© JUNGE FREIHEIT Verlag GmbH & Co.  www.jungefreiheit.de  23/14 / 30. Mai 2014

Der Ton wird schärfer
Streit ums Abschreiben: Der „Focus“ legt sich zugunsten seines Onlineauftritts mit der „Bild“ an
Henning Hoffgaard

Kai Diekmann hat genug. Der Chefredakteur der Bild-Zeitung prahlt seit Wochen mit dem angeblichen Erfolg des Bezahlkonzepts „Bild Plus“. Bestimmte Artikel des Blattes und Exklusiv-Geschichten sind nur noch gegen Aufpreis zu erhalten. Mehr als 150.000 zahlende Kunden will die Bild Ende des vergangenen Jahres gehabt haben. Einer davon treibt Diekmann offenbar die Zornesröte ins Gesicht: der Focus.

Die Online-Ausgabe des Magazins hat es sich zur Gewohnheit gemacht, die Exklusiv-Geschichten der Bild umgeschrieben als eigene Meldungen auf die Startseite zu setzen. Die entsprechenden Beiträge werden sogar als Eilmeldungen an Handy-Nutzer versand. Die geschickte Aushebelung des Bild-Bezahlmodells dürfte im Axel-Springer-Haus für Unruhe sorgen. „Tolle Focus-Story, Daniel – bißchen peinlich, oder?“ schrieb Diekmann an Focus-Online-Chef Daniel Steil. Hintergrund: Wieder hatte der Focus eine Bild-Exklusiv-Geschichte übernommen. Der Angesprochene erwiederte promt: „Ihr habt sie doch selbst mit Sperrfrist rausgegeben – was ist daran jetzt peinlich?“

Gegenüber dem Online-Portal Meedia rechtfertigte Steil dann ausführlicher: „Die Kollegen von Bild haben eine tolle Geschichte, und sie geben sie an die Agenturen. Ziel der Bild ist es dabei, daß diese Geschichte weiterverbreitet wird. Wir und viele andere Medien tun dies.“ Rechtlich ist der Focus auf der sicheren Seite. Die Ursprungsquelle wird angegeben und die Inhalte nicht kopiert.
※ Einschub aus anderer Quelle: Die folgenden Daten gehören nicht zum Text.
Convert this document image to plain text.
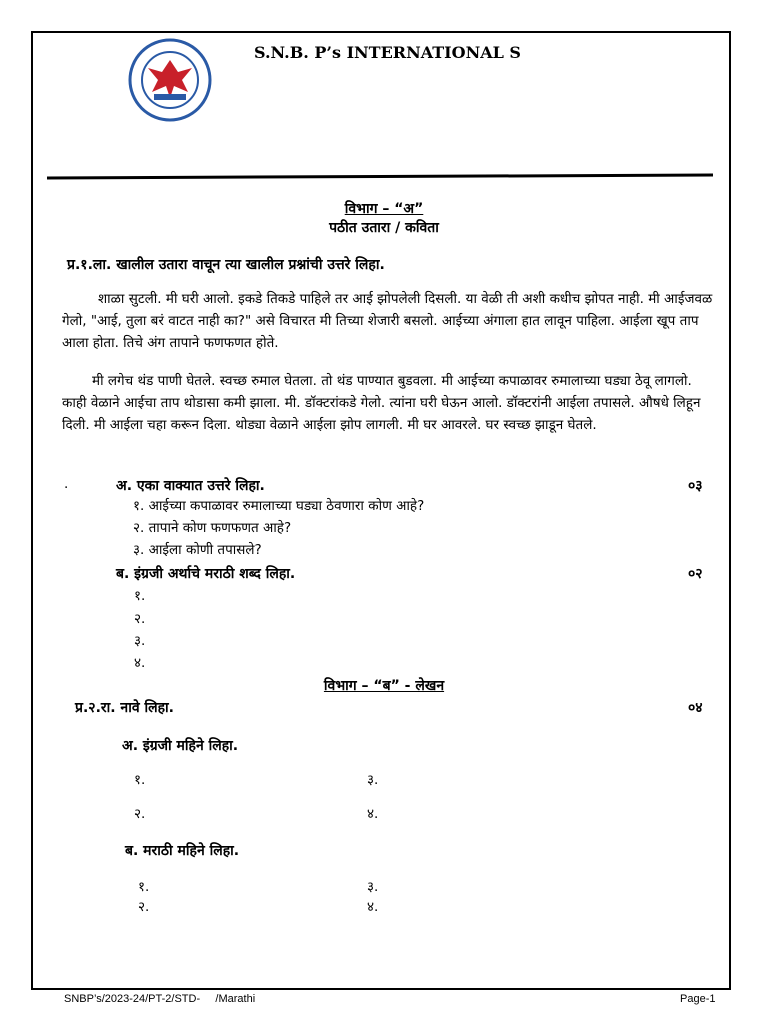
S.N.B. P’s INTERNATIONAL S
विभाग – “अ”
पठीत उतारा / कविता
प्र.१.ला. खालील उतारा वाचून त्या खालील प्रश्नांची उत्तरे लिहा.
शाळा सुटली. मी घरी आलो. इकडे तिकडे पाहिले तर आई झोपलेली दिसली. या वेळी ती अशी कधीच झोपत नाही. मी आईजवळ गेलो, "आई, तुला बरं वाटत नाही का?" असे विचारत मी तिच्या शेजारी बसलो. आईच्या अंगाला हात लावून पाहिला. आईला खूप ताप आला होता. तिचे अंग तापाने फणफणत होते.
मी लगेच थंड पाणी घेतले. स्वच्छ रुमाल घेतला. तो थंड पाण्यात बुडवला. मी आईच्या कपाळावर रुमालाच्या घड्या ठेवू लागलो. काही वेळाने आईचा ताप थोडासा कमी झाला. मी. डॉक्टरांकडे गेलो. त्यांना घरी घेऊन आलो. डॉक्टरांनी आईला तपासले. औषधे लिहून दिली. मी आईला चहा करून दिला. थोड्या वेळाने आईला झोप लागली. मी घर आवरले. घर स्वच्छ झाडून घेतले.
.	अ. एका वाक्यात उत्तरे लिहा.	०३
१. आईच्या कपाळावर रुमालाच्या घड्या ठेवणारा कोण आहे?
२. तापाने कोण फणफणत आहे?
३. आईला कोणी तपासले?
ब. इंग्रजी अर्थाचे मराठी शब्द लिहा.	०२
१.
२.
३.
४.
विभाग – “ब” - लेखन
प्र.२.रा. नावे लिहा.	०४
अ. इंग्रजी महिने लिहा.
१.	३.
२.	४.
ब. मराठी महिने लिहा.
१.	३.
२.	४.
SNBP’s/2023-24/PT-2/STD-     /Marathi	Page-1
Der Streit paßt zur Neuausrichtung des Internetauftritts des Focus. Mehr Boulevard, Live-Ticker zu allen möglichen Themen und arg zuspitzende Überschriften, deren Versprechen die dazugehörigen Text nicht immer halten. Bei diesem Vorgehen mußte es früher oder später zum Konflikt mit der Bild kommen. Bisher ging die Strategie des Focus auf. Mit mehr als zehn Millionen Besuchern zog das Blatt im Februar erstmals an Spiegel Online vorbei auf den zweiten Platz. Spitzenreiter ist Bild Online mit 15,26 Millionen Besuchern.